Segundo dispõe expressamente o art. 738 do CPC “os embargos serão oferecidos no prazo de 15 (quinze) dias, contados da data da juntada aos autos do mandado de citação”. Destaque-se que o prazo dos embargos começa a correr da juntada aos autos do mandado de citação inicial no processo autônomo de execução, ou seja, aquele previsto no art. 652 do CPC. A contagem do prazo deve ser realizada através da combinação dos arts. 184, §2º, 241, II, e 738, todos do CPC.

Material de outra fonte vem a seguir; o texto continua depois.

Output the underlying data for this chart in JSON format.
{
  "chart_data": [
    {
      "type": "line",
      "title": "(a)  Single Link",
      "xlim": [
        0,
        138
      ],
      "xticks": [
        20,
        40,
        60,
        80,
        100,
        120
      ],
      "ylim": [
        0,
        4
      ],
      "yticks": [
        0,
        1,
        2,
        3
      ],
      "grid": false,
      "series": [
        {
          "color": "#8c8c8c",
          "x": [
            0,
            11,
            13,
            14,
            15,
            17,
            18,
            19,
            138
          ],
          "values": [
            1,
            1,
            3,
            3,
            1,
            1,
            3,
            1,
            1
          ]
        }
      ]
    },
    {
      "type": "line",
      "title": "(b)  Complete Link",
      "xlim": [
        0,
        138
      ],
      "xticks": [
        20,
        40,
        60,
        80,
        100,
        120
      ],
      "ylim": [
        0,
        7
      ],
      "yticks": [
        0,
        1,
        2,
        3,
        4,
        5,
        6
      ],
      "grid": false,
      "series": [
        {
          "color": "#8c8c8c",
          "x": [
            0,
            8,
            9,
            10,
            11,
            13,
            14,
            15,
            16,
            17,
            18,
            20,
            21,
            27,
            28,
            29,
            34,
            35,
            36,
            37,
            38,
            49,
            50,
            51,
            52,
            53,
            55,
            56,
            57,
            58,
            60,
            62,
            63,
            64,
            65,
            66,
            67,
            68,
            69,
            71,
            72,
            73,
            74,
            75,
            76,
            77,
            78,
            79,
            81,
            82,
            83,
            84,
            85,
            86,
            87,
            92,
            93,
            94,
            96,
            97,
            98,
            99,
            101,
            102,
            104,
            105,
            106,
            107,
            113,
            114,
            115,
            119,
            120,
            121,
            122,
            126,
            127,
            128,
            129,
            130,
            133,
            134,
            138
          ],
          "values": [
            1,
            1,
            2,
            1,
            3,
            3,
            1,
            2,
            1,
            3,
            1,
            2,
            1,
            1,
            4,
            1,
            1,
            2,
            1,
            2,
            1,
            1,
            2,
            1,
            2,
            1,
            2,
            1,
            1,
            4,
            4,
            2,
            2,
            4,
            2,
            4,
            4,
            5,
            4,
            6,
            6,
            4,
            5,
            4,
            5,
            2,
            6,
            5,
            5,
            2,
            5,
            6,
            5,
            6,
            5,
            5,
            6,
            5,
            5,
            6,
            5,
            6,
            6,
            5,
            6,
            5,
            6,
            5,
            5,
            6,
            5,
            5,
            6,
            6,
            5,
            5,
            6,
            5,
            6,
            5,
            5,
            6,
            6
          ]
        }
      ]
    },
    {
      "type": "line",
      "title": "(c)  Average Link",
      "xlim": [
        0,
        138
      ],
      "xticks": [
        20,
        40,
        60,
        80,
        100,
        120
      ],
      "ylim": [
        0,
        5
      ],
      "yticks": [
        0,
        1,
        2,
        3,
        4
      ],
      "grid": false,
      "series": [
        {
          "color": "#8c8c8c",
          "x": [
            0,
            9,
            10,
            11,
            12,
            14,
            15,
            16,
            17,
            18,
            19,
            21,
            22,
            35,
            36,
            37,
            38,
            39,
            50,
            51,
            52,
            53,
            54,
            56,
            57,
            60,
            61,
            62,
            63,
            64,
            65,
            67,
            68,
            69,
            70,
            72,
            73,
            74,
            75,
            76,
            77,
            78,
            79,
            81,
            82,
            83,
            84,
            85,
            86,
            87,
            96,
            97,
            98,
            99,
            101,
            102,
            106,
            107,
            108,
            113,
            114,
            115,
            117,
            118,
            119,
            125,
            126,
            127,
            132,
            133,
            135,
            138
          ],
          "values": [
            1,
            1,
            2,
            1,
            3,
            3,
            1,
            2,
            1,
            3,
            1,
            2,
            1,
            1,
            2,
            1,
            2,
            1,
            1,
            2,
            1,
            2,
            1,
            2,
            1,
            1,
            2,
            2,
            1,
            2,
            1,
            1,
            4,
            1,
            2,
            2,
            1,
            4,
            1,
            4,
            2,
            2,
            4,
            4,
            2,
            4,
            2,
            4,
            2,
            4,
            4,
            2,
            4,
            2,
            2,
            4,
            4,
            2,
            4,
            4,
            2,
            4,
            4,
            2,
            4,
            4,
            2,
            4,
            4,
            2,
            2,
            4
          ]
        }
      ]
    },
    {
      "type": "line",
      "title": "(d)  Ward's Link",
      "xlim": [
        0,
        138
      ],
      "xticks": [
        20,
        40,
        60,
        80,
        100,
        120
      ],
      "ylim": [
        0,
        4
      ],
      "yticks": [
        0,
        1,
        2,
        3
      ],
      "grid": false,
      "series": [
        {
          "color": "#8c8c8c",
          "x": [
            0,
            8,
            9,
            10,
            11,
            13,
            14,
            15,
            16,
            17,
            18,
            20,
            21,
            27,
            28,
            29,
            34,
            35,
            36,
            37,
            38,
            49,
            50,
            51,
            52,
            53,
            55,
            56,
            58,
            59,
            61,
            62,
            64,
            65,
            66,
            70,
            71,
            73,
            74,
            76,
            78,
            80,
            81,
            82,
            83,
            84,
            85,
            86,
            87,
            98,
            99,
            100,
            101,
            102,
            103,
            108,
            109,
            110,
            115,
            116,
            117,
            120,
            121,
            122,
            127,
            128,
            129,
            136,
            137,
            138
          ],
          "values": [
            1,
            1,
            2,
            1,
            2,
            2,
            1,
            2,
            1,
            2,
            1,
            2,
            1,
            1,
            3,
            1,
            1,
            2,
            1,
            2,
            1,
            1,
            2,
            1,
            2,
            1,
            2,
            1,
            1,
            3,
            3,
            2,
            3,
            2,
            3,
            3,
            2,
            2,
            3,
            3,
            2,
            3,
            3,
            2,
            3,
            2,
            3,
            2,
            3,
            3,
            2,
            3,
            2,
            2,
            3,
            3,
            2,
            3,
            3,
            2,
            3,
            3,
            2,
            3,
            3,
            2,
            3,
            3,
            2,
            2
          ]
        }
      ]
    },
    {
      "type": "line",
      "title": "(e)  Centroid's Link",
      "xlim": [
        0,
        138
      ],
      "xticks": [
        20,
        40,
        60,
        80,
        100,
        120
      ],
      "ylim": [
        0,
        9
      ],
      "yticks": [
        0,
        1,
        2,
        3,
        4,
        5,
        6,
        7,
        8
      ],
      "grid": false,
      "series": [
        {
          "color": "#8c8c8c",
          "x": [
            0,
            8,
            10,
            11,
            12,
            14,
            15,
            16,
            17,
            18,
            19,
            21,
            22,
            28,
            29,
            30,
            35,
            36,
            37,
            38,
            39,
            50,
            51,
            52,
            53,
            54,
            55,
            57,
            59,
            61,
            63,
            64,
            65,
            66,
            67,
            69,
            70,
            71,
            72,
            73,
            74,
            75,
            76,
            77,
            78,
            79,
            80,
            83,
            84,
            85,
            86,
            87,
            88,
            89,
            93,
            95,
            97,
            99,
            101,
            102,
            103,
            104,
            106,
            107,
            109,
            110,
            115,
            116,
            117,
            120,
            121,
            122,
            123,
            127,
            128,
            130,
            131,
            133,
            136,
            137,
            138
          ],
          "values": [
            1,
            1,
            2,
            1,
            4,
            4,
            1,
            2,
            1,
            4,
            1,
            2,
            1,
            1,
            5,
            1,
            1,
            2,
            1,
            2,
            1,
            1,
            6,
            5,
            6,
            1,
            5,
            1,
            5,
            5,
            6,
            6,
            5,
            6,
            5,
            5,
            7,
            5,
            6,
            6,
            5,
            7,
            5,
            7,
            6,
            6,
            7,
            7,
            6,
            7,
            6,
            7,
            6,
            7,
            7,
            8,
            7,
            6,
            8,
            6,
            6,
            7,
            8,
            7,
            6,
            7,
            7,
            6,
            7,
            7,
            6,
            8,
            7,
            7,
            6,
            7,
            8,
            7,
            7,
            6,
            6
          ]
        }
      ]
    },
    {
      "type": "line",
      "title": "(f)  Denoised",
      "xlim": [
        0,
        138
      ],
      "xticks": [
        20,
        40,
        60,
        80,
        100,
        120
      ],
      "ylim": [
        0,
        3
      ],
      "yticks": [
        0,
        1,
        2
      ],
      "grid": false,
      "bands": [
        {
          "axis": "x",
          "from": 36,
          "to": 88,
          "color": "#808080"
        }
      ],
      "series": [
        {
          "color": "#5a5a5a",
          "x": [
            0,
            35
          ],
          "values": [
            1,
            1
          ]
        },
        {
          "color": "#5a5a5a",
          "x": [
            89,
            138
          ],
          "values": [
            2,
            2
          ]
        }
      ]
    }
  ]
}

Prevê o art. 739-B do CPC que “a cobrança de multa ou de indenizações decorrentes de litigância de má-fé (arts. 17 e 18) será promovida no próprio processo de execução, em autos apensos, operando-se por compensação ou por execução”.

Por fim, estabelece o art. 740 do CPC que “recebidos os embargos, será o exequente ouvido no prazo de 15 (quinze) dias; a seguir, o juiz julgará imediatamente o pedido (art. 330) ou designará audiência de conciliação, instrução e julgamento, proferindo sentença no prazo de 10 (dez) dias”.

Ante o exposto, é forçoso concluir que as três assertivas (I, II e III) apresentadas na questão estão corretas, razão pela qual o gabarito apontado pela banca examinadora é a letra “C”.